I was just browsing through Google’s Webmaster Guidelines and saw that they have greatly improved them. Google actually provides examples and detailed information on things like complex URL structure, frames and Flash.
Topics on the How can I create a Google-friendly URL structure? page include:
- Additive filtering of a set of items
- Dynamic generation of documents.
- Problematic parameters in the URL.
- Sorting parameters.
- Irrelevant parameters in the URL, such as referral parameters.
- Calendar issues.
- Broken relative links.
That is invaluable information for Web developers. All Web developers should read that page. That page is something that you can refer clients to when they want assurance about your detailed robots.txt recommendations.
That page also provides a great argument for updating the robots.txt standard to include wildcards (*) and end of line characters ($). It is not possible to block complex dynamic URLs without wildcards and end of line characters. MSN Live, for example, does not fully support wildcards in robots.txt.
The page on title elements and alt attributes provides some good examples.
There is one error in the new guidelines when Google says to “make sure that your TITLE tags and ALT attributes are descriptive and accurate.” It is impossible to make “title tags” descriptive. Saying “optimize your title tags” is like saying “optimize your alt tags” — they are called “title elements”.
Google also finally, clearly says that dynamic pages are not the same as static pages:
Google indexes dynamically generated webpages, including .asp pages, .php pages, and pages with question marks in their URLs.
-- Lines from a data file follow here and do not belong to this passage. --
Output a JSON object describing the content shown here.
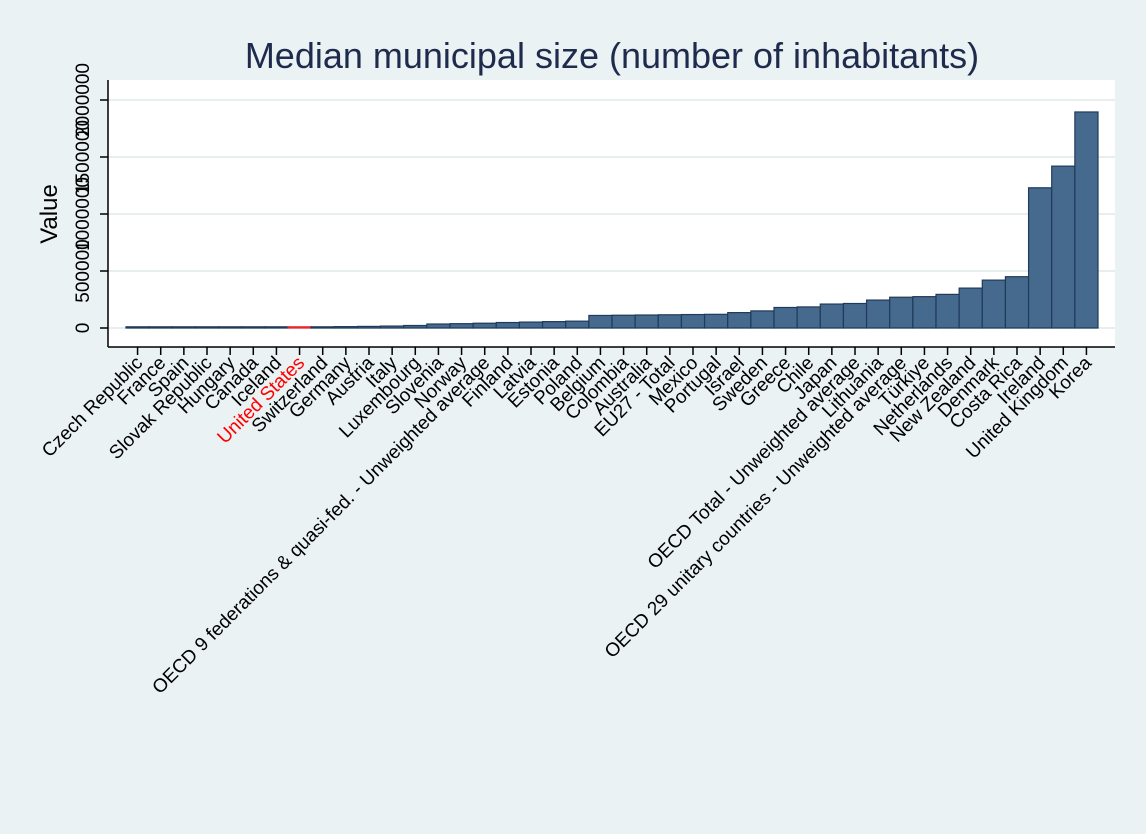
{
  "chart_data": {
    "type": "bar",
    "title": "Median municipal size (number of inhabitants)",
    "xlabel": "",
    "ylabel": "Value",
    "ylim": [
      0,
      2000000
    ],
    "yticks": [
      0,
      500000,
      1000000,
      1500000,
      2000000
    ],
    "ytick_labels": [
      "0",
      "500000",
      "1000000",
      "1500000",
      "2000000"
    ],
    "grid": true,
    "legend": "none",
    "colors": {
      "bar_fill": "#46698e",
      "bar_stroke": "#1f3b5a",
      "highlight_bar": "#e8262a",
      "highlight_label": "#ff0000",
      "label": "#000000",
      "plot_background": "#ffffff",
      "page_background": "#eaf2f3",
      "grid": "#e6eef0",
      "title": "#1e2b4d"
    },
    "highlight_category": "United States",
    "categories": [
      "Czech Republic",
      "France",
      "Spain",
      "Slovak Republic",
      "Hungary",
      "Canada",
      "Iceland",
      "United States",
      "Switzerland",
      "Germany",
      "Austria",
      "Italy",
      "Luxembourg",
      "Slovenia",
      "Norway",
      "OECD 9 federations & quasi-fed. - Unweighted average",
      "Finland",
      "Latvia",
      "Estonia",
      "Poland",
      "Belgium",
      "Colombia",
      "Australia",
      "EU27 - Total",
      "Mexico",
      "Portugal",
      "Israel",
      "Sweden",
      "Greece",
      "Chile",
      "Japan",
      "OECD Total - Unweighted average",
      "Lithuania",
      "OECD 29 unitary countries - Unweighted average",
      "Türkiye",
      "Netherlands",
      "New Zealand",
      "Denmark",
      "Costa Rica",
      "Ireland",
      "United Kingdom",
      "Korea"
    ],
    "values": [
      2000,
      3000,
      4000,
      5000,
      6000,
      7000,
      8000,
      9000,
      10000,
      12000,
      14000,
      17000,
      22000,
      35000,
      38000,
      42000,
      48000,
      52000,
      56000,
      60000,
      110000,
      112000,
      114000,
      116000,
      118000,
      120000,
      135000,
      150000,
      180000,
      185000,
      210000,
      215000,
      245000,
      270000,
      275000,
      295000,
      350000,
      420000,
      450000,
      1230000,
      1420000,
      1895000
    ]
  }
}
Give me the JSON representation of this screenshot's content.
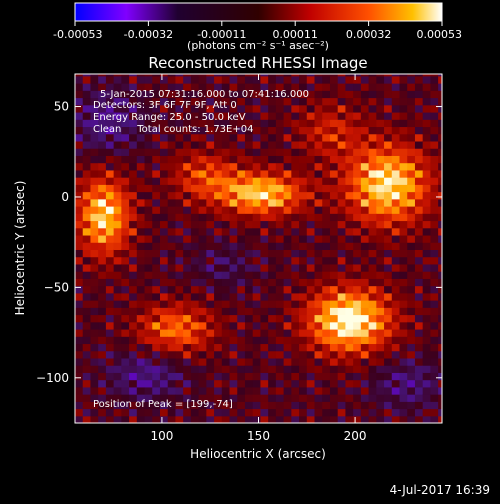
{
  "colorbar": {
    "ticks": [
      "-0.00053",
      "-0.00032",
      "-0.00011",
      "0.00011",
      "0.00032",
      "0.00053"
    ],
    "unit_label": "(photons cm⁻² s⁻¹ asec⁻²)",
    "range": [
      -0.00053,
      0.00053
    ],
    "colors": [
      "#0000ff",
      "#8000ff",
      "#000000",
      "#600000",
      "#c00000",
      "#ff5000",
      "#ffb000",
      "#ffffff"
    ]
  },
  "chart_data": {
    "type": "heatmap",
    "title": "Reconstructed RHESSI Image",
    "xlabel": "Heliocentric X (arcsec)",
    "ylabel": "Heliocentric Y (arcsec)",
    "xlim": [
      55,
      245
    ],
    "ylim": [
      -125,
      68
    ],
    "xticks": [
      "100",
      "150",
      "200"
    ],
    "yticks": [
      "50",
      "0",
      "−50",
      "−100"
    ],
    "xtick_values": [
      100,
      150,
      200
    ],
    "ytick_values": [
      50,
      0,
      -50,
      -100
    ],
    "annotations": [
      "5-Jan-2015 07:31:16.000 to 07:41:16.000",
      "Detectors: 3F 6F 7F 9F, Att 0",
      "Energy Range: 25.0 - 50.0 keV",
      "Clean     Total counts: 1.73E+04"
    ],
    "peak_label": "Position of Peak = [199,-74]",
    "peak": [
      199,
      -74
    ],
    "blobs": [
      {
        "x": 195,
        "y": -70,
        "amp": 1.0,
        "sx": 22,
        "sy": 18
      },
      {
        "x": 215,
        "y": 5,
        "amp": 0.9,
        "sx": 22,
        "sy": 22
      },
      {
        "x": 150,
        "y": 0,
        "amp": 0.85,
        "sx": 22,
        "sy": 12
      },
      {
        "x": 68,
        "y": -12,
        "amp": 0.85,
        "sx": 14,
        "sy": 22
      },
      {
        "x": 105,
        "y": -75,
        "amp": 0.6,
        "sx": 20,
        "sy": 14
      },
      {
        "x": 120,
        "y": 10,
        "amp": 0.45,
        "sx": 18,
        "sy": 14
      },
      {
        "x": 185,
        "y": 35,
        "amp": 0.35,
        "sx": 18,
        "sy": 16
      },
      {
        "x": 70,
        "y": 40,
        "amp": -0.35,
        "sx": 18,
        "sy": 18
      },
      {
        "x": 90,
        "y": -100,
        "amp": -0.35,
        "sx": 20,
        "sy": 14
      },
      {
        "x": 225,
        "y": -105,
        "amp": -0.3,
        "sx": 18,
        "sy": 14
      },
      {
        "x": 130,
        "y": -40,
        "amp": -0.2,
        "sx": 16,
        "sy": 12
      }
    ]
  },
  "footer": {
    "date": "4-Jul-2017 16:39"
  }
}
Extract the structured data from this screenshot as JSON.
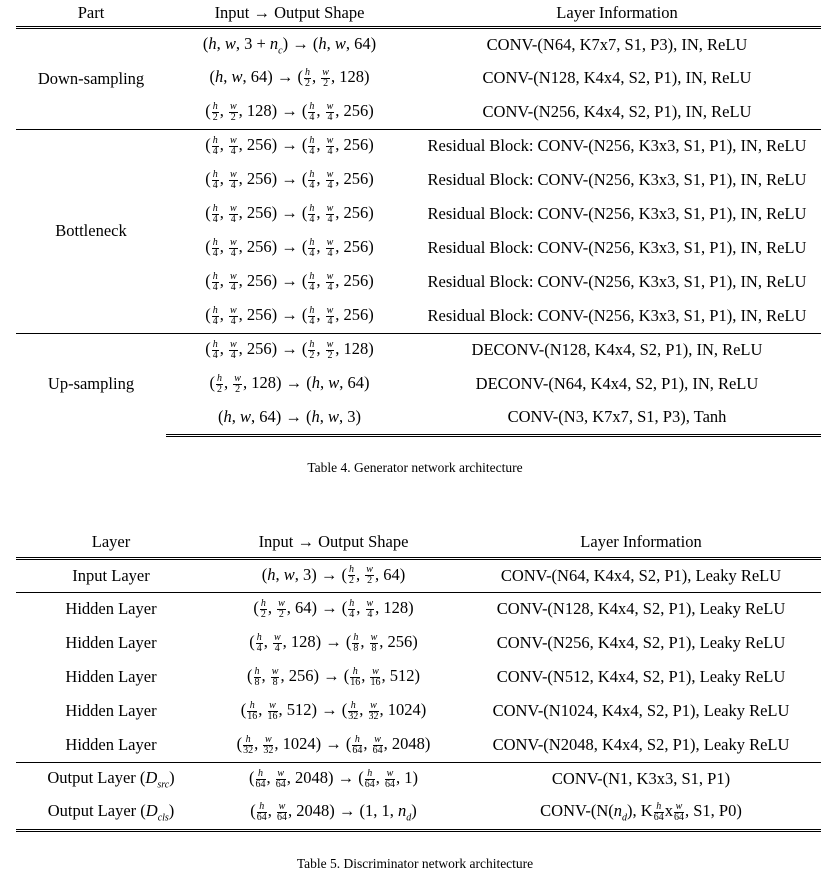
{
  "table4": {
    "headers": [
      "Part",
      "Input → Output Shape",
      "Layer Information"
    ],
    "groups": [
      {
        "part": "Down-sampling",
        "rows": [
          {
            "shape": "(h, w, 3 + n_c) → (h, w, 64)",
            "info": "CONV-(N64, K7x7, S1, P3), IN, ReLU"
          },
          {
            "shape": "(h, w, 64) → (h/2, w/2, 128)",
            "info": "CONV-(N128, K4x4, S2, P1), IN, ReLU"
          },
          {
            "shape": "(h/2, w/2, 128) → (h/4, w/4, 256)",
            "info": "CONV-(N256, K4x4, S2, P1), IN, ReLU"
          }
        ]
      },
      {
        "part": "Bottleneck",
        "rows": [
          {
            "shape": "(h/4, w/4, 256) → (h/4, w/4, 256)",
            "info": "Residual Block: CONV-(N256, K3x3, S1, P1), IN, ReLU"
          },
          {
            "shape": "(h/4, w/4, 256) → (h/4, w/4, 256)",
            "info": "Residual Block: CONV-(N256, K3x3, S1, P1), IN, ReLU"
          },
          {
            "shape": "(h/4, w/4, 256) → (h/4, w/4, 256)",
            "info": "Residual Block: CONV-(N256, K3x3, S1, P1), IN, ReLU"
          },
          {
            "shape": "(h/4, w/4, 256) → (h/4, w/4, 256)",
            "info": "Residual Block: CONV-(N256, K3x3, S1, P1), IN, ReLU"
          },
          {
            "shape": "(h/4, w/4, 256) → (h/4, w/4, 256)",
            "info": "Residual Block: CONV-(N256, K3x3, S1, P1), IN, ReLU"
          },
          {
            "shape": "(h/4, w/4, 256) → (h/4, w/4, 256)",
            "info": "Residual Block: CONV-(N256, K3x3, S1, P1), IN, ReLU"
          }
        ]
      },
      {
        "part": "Up-sampling",
        "rows": [
          {
            "shape": "(h/4, w/4, 256) → (h/2, w/2, 128)",
            "info": "DECONV-(N128, K4x4, S2, P1), IN, ReLU"
          },
          {
            "shape": "(h/2, w/2, 128) → (h, w, 64)",
            "info": "DECONV-(N64, K4x4, S2, P1), IN, ReLU"
          },
          {
            "shape": "(h, w, 64) → (h, w, 3)",
            "info": "CONV-(N3, K7x7, S1, P3), Tanh"
          }
        ]
      }
    ],
    "caption": "Table 4. Generator network architecture"
  },
  "table5": {
    "headers": [
      "Layer",
      "Input → Output Shape",
      "Layer Information"
    ],
    "groups": [
      {
        "rows": [
          {
            "layer": "Input Layer",
            "shape": "(h, w, 3) → (h/2, w/2, 64)",
            "info": "CONV-(N64, K4x4, S2, P1), Leaky ReLU"
          }
        ]
      },
      {
        "rows": [
          {
            "layer": "Hidden Layer",
            "shape": "(h/2, w/2, 64) → (h/4, w/4, 128)",
            "info": "CONV-(N128, K4x4, S2, P1), Leaky ReLU"
          },
          {
            "layer": "Hidden Layer",
            "shape": "(h/4, w/4, 128) → (h/8, w/8, 256)",
            "info": "CONV-(N256, K4x4, S2, P1), Leaky ReLU"
          },
          {
            "layer": "Hidden Layer",
            "shape": "(h/8, w/8, 256) → (h/16, w/16, 512)",
            "info": "CONV-(N512, K4x4, S2, P1), Leaky ReLU"
          },
          {
            "layer": "Hidden Layer",
            "shape": "(h/16, w/16, 512) → (h/32, w/32, 1024)",
            "info": "CONV-(N1024, K4x4, S2, P1), Leaky ReLU"
          },
          {
            "layer": "Hidden Layer",
            "shape": "(h/32, w/32, 1024) → (h/64, w/64, 2048)",
            "info": "CONV-(N2048, K4x4, S2, P1), Leaky ReLU"
          }
        ]
      },
      {
        "rows": [
          {
            "layer": "Output Layer (D_src)",
            "shape": "(h/64, w/64, 2048) → (h/64, w/64, 1)",
            "info": "CONV-(N1, K3x3, S1, P1)"
          },
          {
            "layer": "Output Layer (D_cls)",
            "shape": "(h/64, w/64, 2048) → (1, 1, n_d)",
            "info": "CONV-(N(n_d), K h/64 x w/64, S1, P0)"
          }
        ]
      }
    ],
    "caption": "Table 5. Discriminator network architecture"
  }
}
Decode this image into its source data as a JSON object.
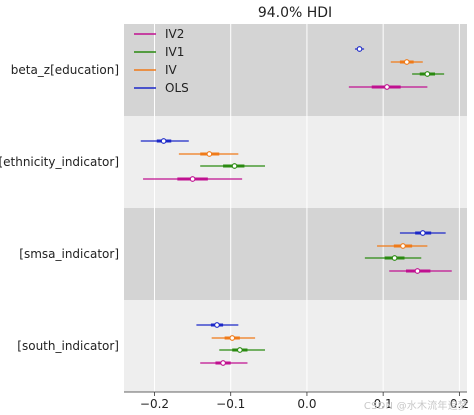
{
  "watermark": "CSDN @水木流年追梦",
  "chart_data": {
    "type": "forest",
    "title": "94.0% HDI",
    "xlabel": "",
    "ylabel": "",
    "xlim": [
      -0.24,
      0.21
    ],
    "x_ticks": [
      -0.2,
      -0.1,
      0.0,
      0.1,
      0.2
    ],
    "x_tick_labels": [
      "−0.2",
      "−0.1",
      "0.0",
      "0.1",
      "0.2"
    ],
    "grid": "vertical",
    "legend_position": "top-left",
    "row_band_colors": [
      "#d4d4d4",
      "#eeeeee"
    ],
    "series": [
      {
        "name": "IV2",
        "color": "#c01090"
      },
      {
        "name": "IV1",
        "color": "#2a8a10"
      },
      {
        "name": "IV",
        "color": "#f07a18"
      },
      {
        "name": "OLS",
        "color": "#1c28c8"
      }
    ],
    "rows": [
      {
        "label": "beta_z[education]",
        "estimates": [
          {
            "model": "OLS",
            "mean": 0.069,
            "iqr": [
              0.066,
              0.072
            ],
            "hdi": [
              0.063,
              0.075
            ]
          },
          {
            "model": "IV",
            "mean": 0.131,
            "iqr": [
              0.122,
              0.14
            ],
            "hdi": [
              0.11,
              0.152
            ]
          },
          {
            "model": "IV1",
            "mean": 0.158,
            "iqr": [
              0.148,
              0.168
            ],
            "hdi": [
              0.138,
              0.18
            ]
          },
          {
            "model": "IV2",
            "mean": 0.105,
            "iqr": [
              0.085,
              0.123
            ],
            "hdi": [
              0.055,
              0.158
            ]
          }
        ]
      },
      {
        "label": "[ethnicity_indicator]",
        "estimates": [
          {
            "model": "OLS",
            "mean": -0.188,
            "iqr": [
              -0.197,
              -0.178
            ],
            "hdi": [
              -0.218,
              -0.155
            ]
          },
          {
            "model": "IV",
            "mean": -0.128,
            "iqr": [
              -0.14,
              -0.115
            ],
            "hdi": [
              -0.168,
              -0.09
            ]
          },
          {
            "model": "IV1",
            "mean": -0.095,
            "iqr": [
              -0.11,
              -0.082
            ],
            "hdi": [
              -0.14,
              -0.055
            ]
          },
          {
            "model": "IV2",
            "mean": -0.15,
            "iqr": [
              -0.17,
              -0.13
            ],
            "hdi": [
              -0.215,
              -0.085
            ]
          }
        ]
      },
      {
        "label": "[smsa_indicator]",
        "estimates": [
          {
            "model": "OLS",
            "mean": 0.152,
            "iqr": [
              0.142,
              0.163
            ],
            "hdi": [
              0.122,
              0.182
            ]
          },
          {
            "model": "IV",
            "mean": 0.126,
            "iqr": [
              0.114,
              0.138
            ],
            "hdi": [
              0.092,
              0.158
            ]
          },
          {
            "model": "IV1",
            "mean": 0.115,
            "iqr": [
              0.102,
              0.128
            ],
            "hdi": [
              0.076,
              0.15
            ]
          },
          {
            "model": "IV2",
            "mean": 0.145,
            "iqr": [
              0.13,
              0.162
            ],
            "hdi": [
              0.108,
              0.19
            ]
          }
        ]
      },
      {
        "label": "[south_indicator]",
        "estimates": [
          {
            "model": "OLS",
            "mean": -0.118,
            "iqr": [
              -0.126,
              -0.11
            ],
            "hdi": [
              -0.145,
              -0.09
            ]
          },
          {
            "model": "IV",
            "mean": -0.098,
            "iqr": [
              -0.108,
              -0.088
            ],
            "hdi": [
              -0.125,
              -0.068
            ]
          },
          {
            "model": "IV1",
            "mean": -0.088,
            "iqr": [
              -0.098,
              -0.078
            ],
            "hdi": [
              -0.115,
              -0.055
            ]
          },
          {
            "model": "IV2",
            "mean": -0.11,
            "iqr": [
              -0.12,
              -0.1
            ],
            "hdi": [
              -0.14,
              -0.078
            ]
          }
        ]
      }
    ]
  }
}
However, these pages can cause problems for our crawler and may be ignored. If you’re concerned that your dynamically generated pages are being ignored, you may want to consider creating static copies of these pages for our crawler. If you do this, please be sure to include a robots.txt file that disallows the dynamic pages in order to ensure that these pages aren’t seen as having duplicate content.
The next step should be the ability for users to download the Google Webmaster Guidelines in PDF format so that they can be printed. The printed version could have a disclaimer that the pages were printed on a certain date and to check the current page on the Web for the latest information. I think that a printed version would be very useful for Web designers/developers because it would act as a reference manual when creating sites.